“Mbah Jum tidak usah khawatir, mulai sekarang Mbah Jum bisa tinggal dengan saya. Kebetulan saya juga sendiri, jika ada Mbah Jum sedikit terobati kesendirian saya. Apakah Mbah Jum mau? Oh iya, sebelumnya saya cucu dari Mbah Kadir, kepala desa dulunya di kampung ini. Hanya saja rumah sebesar itu tak dihuni karena semuanya telah berpulang pada-Nya. Ingin hati saya mengurus dan merawat Mbah Jum, karena hati kecil saya memberontak ingin memberikan bakti saya pada Manusia yang berhati mulia ini”

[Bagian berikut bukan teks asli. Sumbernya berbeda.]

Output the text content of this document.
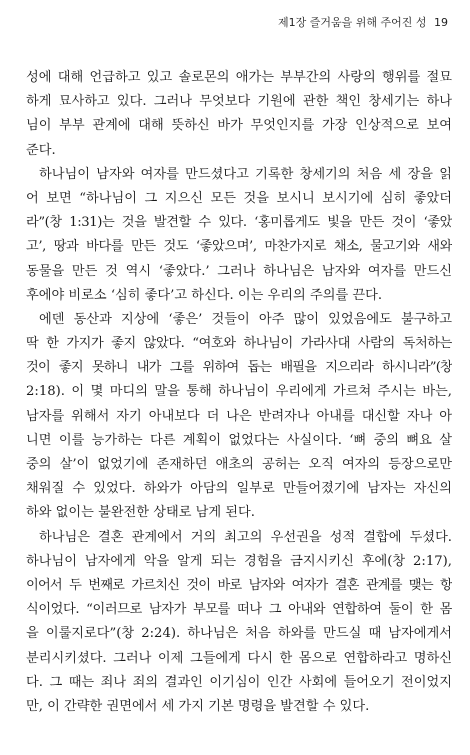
제1장 즐거움을 위해 주어진 성 19
성에 대해 언급하고 있고 솔로몬의 애가는 부부간의 사랑의 행위를 절묘
하게 묘사하고 있다. 그러나 무엇보다 기원에 관한 책인 창세기는 하나
님이 부부 관계에 대해 뜻하신 바가 무엇인지를 가장 인상적으로 보여
준다.
하나님이 남자와 여자를 만드셨다고 기록한 창세기의 처음 세 장을 읽
어 보면 “하나님이 그 지으신 모든 것을 보시니 보시기에 심히 좋았더
라”(창 1:31)는 것을 발견할 수 있다. ‘홍미롭게도 빛을 만든 것이 ‘좋았
고’, 땅과 바다를 만든 것도 ‘좋았으며’, 마찬가지로 채소, 물고기와 새와
동물을 만든 것 역시 ‘좋았다.’ 그러나 하나님은 남자와 여자를 만드신
후에야 비로소 ‘심히 좋다’고 하신다. 이는 우리의 주의를 끈다.
에덴 동산과 지상에 ‘좋은’ 것들이 아주 많이 있었음에도 불구하고
딱 한 가지가 좋지 않았다. “여호와 하나님이 가라사대 사람의 독처하는
것이 좋지 못하니 내가 그를 위하여 돕는 배필을 지으리라 하시니라”(창
2:18). 이 몇 마디의 말을 통해 하나님이 우리에게 가르쳐 주시는 바는,
남자를 위해서 자기 아내보다 더 나은 반려자나 아내를 대신할 자나 아
니면 이를 능가하는 다른 계획이 없었다는 사실이다. ‘뼈 중의 뼈요 살
중의 살’이 없었기에 존재하던 애초의 공허는 오직 여자의 등장으로만
채워질 수 있었다. 하와가 아담의 일부로 만들어졌기에 남자는 자신의
하와 없이는 불완전한 상태로 남게 된다.
하나님은 결혼 관계에서 거의 최고의 우선권을 성적 결합에 두셨다.
하나님이 남자에게 악을 알게 되는 경험을 금지시키신 후에(창 2:17),
이어서 두 번째로 가르치신 것이 바로 남자와 여자가 결혼 관계를 맺는 항
식이었다. “이러므로 남자가 부모를 떠나 그 아내와 연합하여 둘이 한 몸
을 이룰지로다”(창 2:24). 하나님은 처음 하와를 만드실 때 남자에게서
분리시키셨다. 그러나 이제 그들에게 다시 한 몸으로 연합하라고 명하신
다. 그 때는 죄나 죄의 결과인 이기심이 인간 사회에 들어오기 전이었지
만, 이 간략한 권면에서 세 가지 기본 명령을 발견할 수 있다.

“Kadir nduk? Akhire doane Kadir kawujud. Kadir mpun pesan teng Mbah. ‘yu semisal putuku rene nanging aku wes ga ono, aku njuk tulung jaganen, sampaikno salamku yo. Mugo Hayati bahagia selawase’ mulai saiki nduk Hayati dadi tanggung jawabku, yo” *Kadir nak? Akhirnya doa Kadir terwujud. Kadir sudah berpesan ke Mbah. ‘Mbak, semisal cucuku kesini tapi aku udah ga ada, aku minta tolong jaga dia, sampaikan salamku ya. Semoga Hayati bahagia selamanya’ mulai saat ini nak Hayati jadi tanggung jawabku, ya”.

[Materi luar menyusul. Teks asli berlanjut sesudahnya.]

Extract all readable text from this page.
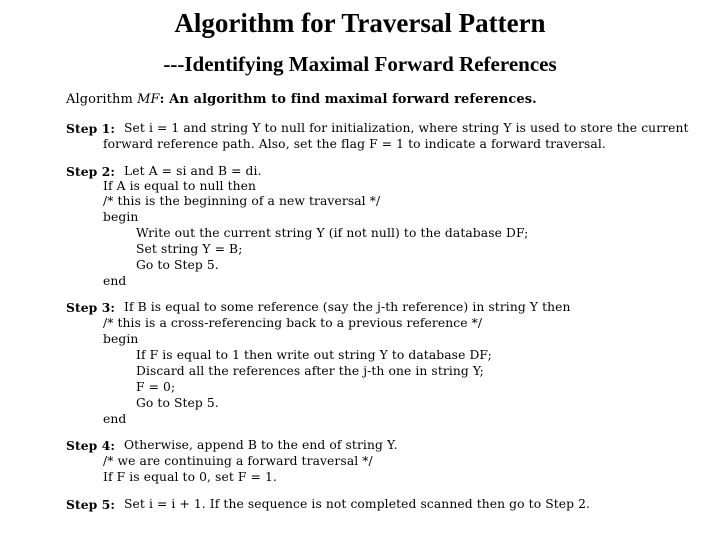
Algorithm for Traversal Pattern
---Identifying Maximal Forward References
Algorithm MF: An algorithm to find maximal forward references.
Step 1: Set i = 1 and string Y to null for initialization, where string Y is used to store the current
forward reference path. Also, set the flag F = 1 to indicate a forward traversal.
Step 2: Let A = si and B = di.
If A is equal to null then
/* this is the beginning of a new traversal */
begin
Write out the current string Y (if not null) to the database DF;
Set string Y = B;
Go to Step 5.
end
Step 3: If B is equal to some reference (say the j-th reference) in string Y then
/* this is a cross-referencing back to a previous reference */
begin
If F is equal to 1 then write out string Y to database DF;
Discard all the references after the j-th one in string Y;
F = 0;
Go to Step 5.
end
Step 4: Otherwise, append B to the end of string Y.
/* we are continuing a forward traversal */
If F is equal to 0, set F = 1.
Step 5: Set i = i + 1. If the sequence is not completed scanned then go to Step 2.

Aku percaya ini jawaban atas doaku dan doa Mbah Jum. Ku peluk ia, tetes air mata ikut membasahi baju lusuh yang tengah ia kenakan saat ini. Tak berhenti ucapku mengucap syukur, begitu berarti pertemuanku. Allah begitu baik mengirimkan malaikat yang akan memberikanku arti hidup. Semoga lama hidupmu di dunia Mbah Jum. Terima kasih atas pelajaran hidup yang berarti ini.